I’ll keep saying this until the day I die, what we need now are stories. STAT. If people aren’t being educated by the cold, routine announcement of numbers every day by our public health officials, they might just wake up to stories.
Here’s how you craft stories about how COVID, based on my old junior high learnings of how to write a story: Who is getting sick? What are their experiences of being sick? When did they get sick? Why did they get COVID? Where do they live?
Stop hiding behind the excuse of patient confidentiality. Anonymize stories or even better, engage real patients and families to see if they want to share their own damn stories. People are numb to numbers and educating by reciting statistics is not working anymore.
Closing schools, restaurants, bars in the spring was a form of engineering safety. Slowly, this has eroded away over the past few months.
All that’s left are the remnants of lines on the floors in the grocery stores. Schools have reopened. People are dining indoors. Public employees are encouraged to go back to the office. The government has stopped engineering safety in the midst of the second wave of a pandemic.
It is shocking that governments have handed off the responsibility to engineer safety for its citizens to corporations, teachers and individuals. This is not working and causes inconsistencies and confusion. We are still in a pandemic. We need governments step up, to take care of us and help keep us safe. People are obviously not changing their behaviour on their own.
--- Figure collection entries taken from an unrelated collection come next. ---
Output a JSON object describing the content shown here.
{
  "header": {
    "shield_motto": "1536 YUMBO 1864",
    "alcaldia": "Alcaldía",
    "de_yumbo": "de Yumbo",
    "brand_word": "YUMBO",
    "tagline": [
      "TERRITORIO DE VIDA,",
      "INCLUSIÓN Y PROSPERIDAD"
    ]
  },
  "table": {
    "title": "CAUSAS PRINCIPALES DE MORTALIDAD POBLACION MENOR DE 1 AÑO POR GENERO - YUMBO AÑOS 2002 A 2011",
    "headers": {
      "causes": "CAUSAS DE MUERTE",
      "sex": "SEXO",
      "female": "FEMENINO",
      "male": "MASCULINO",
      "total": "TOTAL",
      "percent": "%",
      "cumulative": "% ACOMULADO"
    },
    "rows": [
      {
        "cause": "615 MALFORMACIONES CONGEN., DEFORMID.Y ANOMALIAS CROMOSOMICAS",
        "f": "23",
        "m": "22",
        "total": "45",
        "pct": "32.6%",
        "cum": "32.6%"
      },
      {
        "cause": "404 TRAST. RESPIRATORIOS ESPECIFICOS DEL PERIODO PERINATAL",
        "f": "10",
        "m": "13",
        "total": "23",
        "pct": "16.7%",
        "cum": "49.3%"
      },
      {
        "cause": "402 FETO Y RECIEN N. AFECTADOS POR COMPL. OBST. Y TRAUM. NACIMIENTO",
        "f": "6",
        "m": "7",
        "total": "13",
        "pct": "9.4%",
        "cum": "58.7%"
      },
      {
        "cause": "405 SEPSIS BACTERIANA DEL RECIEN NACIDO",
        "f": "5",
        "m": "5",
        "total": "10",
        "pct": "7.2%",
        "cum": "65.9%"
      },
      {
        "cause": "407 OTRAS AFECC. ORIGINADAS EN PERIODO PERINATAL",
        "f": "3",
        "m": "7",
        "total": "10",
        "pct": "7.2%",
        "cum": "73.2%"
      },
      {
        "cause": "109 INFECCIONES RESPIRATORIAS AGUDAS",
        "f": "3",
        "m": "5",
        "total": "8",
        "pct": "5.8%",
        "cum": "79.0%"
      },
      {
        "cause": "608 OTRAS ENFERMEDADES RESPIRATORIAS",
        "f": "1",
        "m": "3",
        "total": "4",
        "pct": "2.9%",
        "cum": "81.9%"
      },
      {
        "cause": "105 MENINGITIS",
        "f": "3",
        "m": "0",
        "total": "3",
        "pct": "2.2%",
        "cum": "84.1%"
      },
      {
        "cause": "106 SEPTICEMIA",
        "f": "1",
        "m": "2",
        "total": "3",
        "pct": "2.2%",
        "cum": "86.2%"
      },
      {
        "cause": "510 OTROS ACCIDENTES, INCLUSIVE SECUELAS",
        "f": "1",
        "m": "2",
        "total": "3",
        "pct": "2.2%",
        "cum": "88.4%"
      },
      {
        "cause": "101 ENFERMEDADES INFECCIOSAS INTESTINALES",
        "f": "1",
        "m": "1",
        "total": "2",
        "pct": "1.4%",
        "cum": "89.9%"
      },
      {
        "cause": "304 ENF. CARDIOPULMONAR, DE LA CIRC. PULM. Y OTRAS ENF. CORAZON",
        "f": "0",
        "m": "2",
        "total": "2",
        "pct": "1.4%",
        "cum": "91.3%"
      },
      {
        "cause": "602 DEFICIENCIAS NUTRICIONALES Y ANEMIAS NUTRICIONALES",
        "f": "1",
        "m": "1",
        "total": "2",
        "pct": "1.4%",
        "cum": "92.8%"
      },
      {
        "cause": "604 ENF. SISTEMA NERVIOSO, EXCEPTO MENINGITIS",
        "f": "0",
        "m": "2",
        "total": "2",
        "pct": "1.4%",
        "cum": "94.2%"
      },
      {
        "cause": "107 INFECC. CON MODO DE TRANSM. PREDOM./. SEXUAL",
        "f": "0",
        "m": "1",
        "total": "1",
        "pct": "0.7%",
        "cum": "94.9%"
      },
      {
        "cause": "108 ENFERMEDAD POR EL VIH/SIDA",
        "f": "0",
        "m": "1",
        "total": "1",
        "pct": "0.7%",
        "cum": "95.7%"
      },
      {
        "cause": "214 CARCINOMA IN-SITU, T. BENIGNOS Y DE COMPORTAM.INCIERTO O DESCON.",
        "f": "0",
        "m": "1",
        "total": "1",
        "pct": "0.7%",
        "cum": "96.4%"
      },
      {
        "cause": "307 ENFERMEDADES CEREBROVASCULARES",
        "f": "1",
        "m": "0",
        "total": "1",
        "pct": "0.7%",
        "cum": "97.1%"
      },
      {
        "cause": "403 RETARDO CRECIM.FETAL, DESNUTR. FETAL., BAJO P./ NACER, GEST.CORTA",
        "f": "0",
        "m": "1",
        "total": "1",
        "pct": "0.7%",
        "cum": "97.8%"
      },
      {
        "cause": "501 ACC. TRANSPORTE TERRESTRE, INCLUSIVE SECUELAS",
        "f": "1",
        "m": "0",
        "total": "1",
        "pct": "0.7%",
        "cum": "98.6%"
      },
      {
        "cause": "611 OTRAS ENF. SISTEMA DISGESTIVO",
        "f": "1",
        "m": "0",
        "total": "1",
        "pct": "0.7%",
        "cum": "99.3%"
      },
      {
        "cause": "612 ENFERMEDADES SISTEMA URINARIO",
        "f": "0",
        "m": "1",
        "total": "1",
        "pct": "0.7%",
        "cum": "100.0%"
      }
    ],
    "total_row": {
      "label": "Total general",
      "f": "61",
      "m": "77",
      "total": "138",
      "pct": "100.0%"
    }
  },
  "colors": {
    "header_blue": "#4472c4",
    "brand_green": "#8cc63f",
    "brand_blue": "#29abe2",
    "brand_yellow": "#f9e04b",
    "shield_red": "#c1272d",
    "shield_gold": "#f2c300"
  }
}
In my province of British Columbia, the governments refuses to mandate much. Forget about enforcement. We don’t even have an indoor mask mandate.
Corporations like Starbucks are doing a better job of mandating safety than our government is. This is partly because BC is in the middle of a provincial election and our Ministers are all busy campaigning.
Enforcement is rare – and it is unfairly offloaded to the waitstaff in restaurants or cashiers in the grocery store.
Dr. Bonnie Henry’s Be Safe, Be Kind, Be Calm mantra isn’t education, engineering or enforcement. It is encouragement. Believe me, I’m a proponent of kindness in health care, so I believe in this sentiment. But our officials are relying on this little slogan of encouragement to take the place of Education, Engineering, Enforcement and Evaluation. Encouragement is a small piece of a much bigger puzzle and it has been given way too much weight. It’s not working anymore.
Is this public health strategy achieving the desired results? Well, looking at the numbers of people getting sick and dying from COVID, I’d say no. Is the approach by public health officials being evaluated? I don’t know because they don’t tell us. The idea behind evaluation is that you discover what’s working and what’s not. If something isn’t working, you change it.
Even if I just look at the numbers, it obvious that our government’s strategy to handle the pandemic is not working. Unless something changes, we are going to end up with a much much worse result than we currently have. As Dr. Jill Horton said eloquently back in August: Repeat After Me. This is an Emergency.
What we are doing is not working to stem the tide of the pandemic. While I’m waiting for my government to wake up, I’ve turned away from the macro to focus on my own micro – my own family’s well-being.
This Canadian Thanksgiving weekend, we aren’t having any guests over. We aren’t travelling. We aren’t going out. Our little family of three will stay home, eat a small turkey delivered from our local grocery store and potatoes dug up from our patio garden and be thankful that we have our health – for now.